The following is a commutative diagram in an abelian category. Assume that the rows are exact and that $h,k$ are epic.
$\require{AMScd}$
$$\begin{CD}
0@>>>a@>{f}>> b @>{g}>> c@>>> 0\\
@VVV @VVjV @VVhV @VVkV @VVV\\
0@>>>a'@>{f'}>> b' @>{g'}>> c'@>>> 0
\end{CD}$$
How do I prove that $j$ is epic if the square $g,h,k,g'$ is cocartesian? I proved the converse already, but I'm stuck in this direction.

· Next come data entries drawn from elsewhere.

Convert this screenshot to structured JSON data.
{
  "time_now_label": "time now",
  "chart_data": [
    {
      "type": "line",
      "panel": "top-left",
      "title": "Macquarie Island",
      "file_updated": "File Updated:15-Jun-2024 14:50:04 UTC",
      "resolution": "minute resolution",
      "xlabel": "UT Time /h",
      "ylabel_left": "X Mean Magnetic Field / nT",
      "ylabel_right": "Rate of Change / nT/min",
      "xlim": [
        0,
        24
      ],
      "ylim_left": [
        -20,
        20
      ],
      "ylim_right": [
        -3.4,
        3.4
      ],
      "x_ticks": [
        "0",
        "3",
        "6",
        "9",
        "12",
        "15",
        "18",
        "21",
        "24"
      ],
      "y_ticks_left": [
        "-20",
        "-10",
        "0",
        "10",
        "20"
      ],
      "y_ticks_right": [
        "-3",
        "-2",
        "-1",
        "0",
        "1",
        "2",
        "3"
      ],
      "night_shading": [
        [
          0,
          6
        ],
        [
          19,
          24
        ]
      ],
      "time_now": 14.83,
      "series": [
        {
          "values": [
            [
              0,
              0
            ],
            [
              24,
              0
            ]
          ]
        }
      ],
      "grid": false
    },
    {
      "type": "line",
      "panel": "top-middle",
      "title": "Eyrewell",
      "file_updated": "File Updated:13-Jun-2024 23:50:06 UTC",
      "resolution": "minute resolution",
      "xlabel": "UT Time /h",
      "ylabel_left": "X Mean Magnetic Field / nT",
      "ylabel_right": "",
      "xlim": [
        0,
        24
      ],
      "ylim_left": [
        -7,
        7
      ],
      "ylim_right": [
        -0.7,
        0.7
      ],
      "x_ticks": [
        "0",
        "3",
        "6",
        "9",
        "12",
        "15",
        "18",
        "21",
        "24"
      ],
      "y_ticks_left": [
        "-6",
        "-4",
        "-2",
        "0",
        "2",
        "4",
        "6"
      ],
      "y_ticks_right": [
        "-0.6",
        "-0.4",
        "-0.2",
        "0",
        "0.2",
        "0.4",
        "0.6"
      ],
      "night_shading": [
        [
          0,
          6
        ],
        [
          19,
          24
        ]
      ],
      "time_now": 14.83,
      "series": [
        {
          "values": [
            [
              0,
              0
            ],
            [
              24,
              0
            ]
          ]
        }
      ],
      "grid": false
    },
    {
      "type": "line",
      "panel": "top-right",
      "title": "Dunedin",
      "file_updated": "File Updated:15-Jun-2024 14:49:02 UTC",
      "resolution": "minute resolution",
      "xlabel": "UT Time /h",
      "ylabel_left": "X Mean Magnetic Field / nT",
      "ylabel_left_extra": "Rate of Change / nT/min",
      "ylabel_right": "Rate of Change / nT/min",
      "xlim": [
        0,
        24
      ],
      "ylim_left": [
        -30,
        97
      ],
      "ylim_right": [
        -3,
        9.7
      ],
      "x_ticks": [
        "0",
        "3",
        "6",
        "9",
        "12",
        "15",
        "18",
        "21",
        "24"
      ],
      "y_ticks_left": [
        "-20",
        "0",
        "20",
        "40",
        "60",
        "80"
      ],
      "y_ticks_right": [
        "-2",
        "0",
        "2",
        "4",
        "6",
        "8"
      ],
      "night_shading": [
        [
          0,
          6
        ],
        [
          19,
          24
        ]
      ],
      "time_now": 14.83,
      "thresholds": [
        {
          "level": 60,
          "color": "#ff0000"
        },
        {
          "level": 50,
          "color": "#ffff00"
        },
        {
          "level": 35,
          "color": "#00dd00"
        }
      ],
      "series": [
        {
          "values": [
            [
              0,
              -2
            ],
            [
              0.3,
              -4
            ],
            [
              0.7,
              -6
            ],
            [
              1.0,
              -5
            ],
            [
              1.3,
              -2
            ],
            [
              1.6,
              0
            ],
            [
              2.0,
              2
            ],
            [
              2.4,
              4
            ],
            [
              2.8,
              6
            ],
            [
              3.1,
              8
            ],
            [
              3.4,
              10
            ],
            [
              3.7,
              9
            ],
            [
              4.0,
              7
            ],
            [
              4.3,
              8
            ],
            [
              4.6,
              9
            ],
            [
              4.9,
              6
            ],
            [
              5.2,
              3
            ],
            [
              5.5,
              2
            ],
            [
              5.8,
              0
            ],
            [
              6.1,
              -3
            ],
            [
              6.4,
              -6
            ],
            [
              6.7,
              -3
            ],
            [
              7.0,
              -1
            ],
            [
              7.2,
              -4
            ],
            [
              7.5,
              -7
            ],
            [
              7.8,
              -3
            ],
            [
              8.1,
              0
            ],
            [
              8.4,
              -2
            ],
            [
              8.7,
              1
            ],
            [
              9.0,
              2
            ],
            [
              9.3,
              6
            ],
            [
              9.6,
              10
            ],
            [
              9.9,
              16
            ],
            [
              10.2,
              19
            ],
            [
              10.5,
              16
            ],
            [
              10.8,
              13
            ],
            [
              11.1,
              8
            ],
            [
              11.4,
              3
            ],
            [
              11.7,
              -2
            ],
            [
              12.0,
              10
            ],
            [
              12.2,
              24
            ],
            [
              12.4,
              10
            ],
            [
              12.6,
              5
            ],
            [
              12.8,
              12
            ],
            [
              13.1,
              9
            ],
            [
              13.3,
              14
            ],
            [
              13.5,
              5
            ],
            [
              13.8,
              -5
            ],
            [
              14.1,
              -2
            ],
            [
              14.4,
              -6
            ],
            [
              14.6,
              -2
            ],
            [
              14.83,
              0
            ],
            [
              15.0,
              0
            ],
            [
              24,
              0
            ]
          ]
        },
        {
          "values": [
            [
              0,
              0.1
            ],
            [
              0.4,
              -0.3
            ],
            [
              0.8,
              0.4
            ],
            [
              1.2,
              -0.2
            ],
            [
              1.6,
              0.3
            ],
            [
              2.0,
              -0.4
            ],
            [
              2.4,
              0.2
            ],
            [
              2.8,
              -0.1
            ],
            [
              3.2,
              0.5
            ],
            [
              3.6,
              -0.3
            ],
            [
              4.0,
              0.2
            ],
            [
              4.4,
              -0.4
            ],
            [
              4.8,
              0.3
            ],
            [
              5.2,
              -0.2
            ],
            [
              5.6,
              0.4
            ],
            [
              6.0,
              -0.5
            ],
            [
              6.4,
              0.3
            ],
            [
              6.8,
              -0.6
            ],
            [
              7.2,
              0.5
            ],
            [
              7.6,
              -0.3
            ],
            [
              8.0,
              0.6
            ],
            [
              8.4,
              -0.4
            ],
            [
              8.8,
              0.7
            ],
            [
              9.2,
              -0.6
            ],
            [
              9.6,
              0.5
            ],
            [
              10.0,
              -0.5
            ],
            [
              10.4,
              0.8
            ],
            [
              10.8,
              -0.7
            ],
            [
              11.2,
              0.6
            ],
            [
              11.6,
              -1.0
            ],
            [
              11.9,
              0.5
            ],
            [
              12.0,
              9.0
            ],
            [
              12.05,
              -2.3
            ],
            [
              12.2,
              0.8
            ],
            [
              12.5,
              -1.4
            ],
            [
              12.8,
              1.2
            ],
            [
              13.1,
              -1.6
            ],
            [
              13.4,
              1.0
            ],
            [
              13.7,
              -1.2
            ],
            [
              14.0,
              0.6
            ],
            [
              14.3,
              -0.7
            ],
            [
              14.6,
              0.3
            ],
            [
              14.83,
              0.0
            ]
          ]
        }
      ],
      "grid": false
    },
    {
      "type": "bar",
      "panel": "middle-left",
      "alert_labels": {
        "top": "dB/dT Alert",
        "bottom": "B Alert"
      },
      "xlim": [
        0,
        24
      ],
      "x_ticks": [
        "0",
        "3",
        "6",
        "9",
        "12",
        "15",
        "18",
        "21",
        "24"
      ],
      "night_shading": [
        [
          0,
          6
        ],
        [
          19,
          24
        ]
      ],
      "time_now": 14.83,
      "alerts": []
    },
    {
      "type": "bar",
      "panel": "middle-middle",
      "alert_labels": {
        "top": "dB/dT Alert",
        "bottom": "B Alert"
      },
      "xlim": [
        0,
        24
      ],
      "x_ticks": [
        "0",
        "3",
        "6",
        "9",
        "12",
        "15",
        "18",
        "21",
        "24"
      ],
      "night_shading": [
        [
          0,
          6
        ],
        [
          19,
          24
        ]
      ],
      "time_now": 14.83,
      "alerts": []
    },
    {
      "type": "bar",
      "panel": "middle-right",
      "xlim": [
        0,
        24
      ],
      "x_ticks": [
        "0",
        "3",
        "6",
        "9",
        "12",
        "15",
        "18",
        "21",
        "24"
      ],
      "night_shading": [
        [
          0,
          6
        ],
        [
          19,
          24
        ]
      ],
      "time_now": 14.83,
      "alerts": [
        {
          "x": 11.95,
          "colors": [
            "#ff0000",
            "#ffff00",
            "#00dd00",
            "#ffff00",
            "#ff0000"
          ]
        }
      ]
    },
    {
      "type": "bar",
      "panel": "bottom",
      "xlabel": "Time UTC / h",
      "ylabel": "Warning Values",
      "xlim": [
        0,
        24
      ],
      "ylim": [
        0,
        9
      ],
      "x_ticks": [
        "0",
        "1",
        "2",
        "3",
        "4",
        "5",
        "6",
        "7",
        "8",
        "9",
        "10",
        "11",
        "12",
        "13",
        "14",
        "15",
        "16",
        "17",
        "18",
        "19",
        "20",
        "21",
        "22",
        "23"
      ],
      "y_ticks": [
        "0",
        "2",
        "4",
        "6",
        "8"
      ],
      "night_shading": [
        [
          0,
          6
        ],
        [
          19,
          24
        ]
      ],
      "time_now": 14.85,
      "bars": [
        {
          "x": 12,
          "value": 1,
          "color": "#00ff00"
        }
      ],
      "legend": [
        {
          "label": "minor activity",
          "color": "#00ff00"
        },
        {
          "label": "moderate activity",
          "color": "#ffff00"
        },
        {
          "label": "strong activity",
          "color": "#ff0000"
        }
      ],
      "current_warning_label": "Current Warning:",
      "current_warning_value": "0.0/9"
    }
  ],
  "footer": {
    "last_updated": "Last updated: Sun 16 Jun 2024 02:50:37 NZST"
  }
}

Thanks in advance.
EDIT. I post this solution for completeness, since it seems different from the one given in the answer. I didn't use that $h,k$ are epic, and this hypothesis isn't useful in proving the converse of sentence in italics either, so I don't know why it was in text of the exercise.
Let $z:a'\to d$ be an arrow such that $zj=0$, and construct the pushout: $$\begin{CD}
a'@>{f'}>> b'\\
@VVzV @VVp_1V \\
d@>{p_2}>> p
\end{CD}$$ since $p_1hf=0$ and $g=\operatorname{coker}f$, there is $u:c\to p$ s.t. $ug=p_1h$. Being $g,h,k,g'$ a pushout, there is $v:c'\to p$ s.t. $vg'=p_1$, so that $p_2z=p_1f'=vg'f'=0$. Since $p_2$ is monic (it is the pushout of $f'$, that is monic), $z=0$.
Best Answer
Consider the following commutative diagram: \begin{CD} a@>>>0\\ @VfVV @VVV\\ b @>{g}>> c\\ @VVhV @VVkV\\ b' @>{g'}>> c' \end{CD} By exactness of top row, $g$ is the cokernel of $f$, hence the top square is a pushout. By pushout pasting lemma, the bottom square is a pushout if and only if the outer rectangle is a pushout as well. The outer rectangle is a pushout if and only if $g'$ is the cokernel of $fh$. By exactness of the top row, $f'$ is the kernel of $g'$. Consequently, $g'$ is the cokernel of $fh$ if and only if $f'$ is the image of $fh$. Finally, $j$ is epic if and only if $f'$ is the image of $jf'$, hence that of $fh$.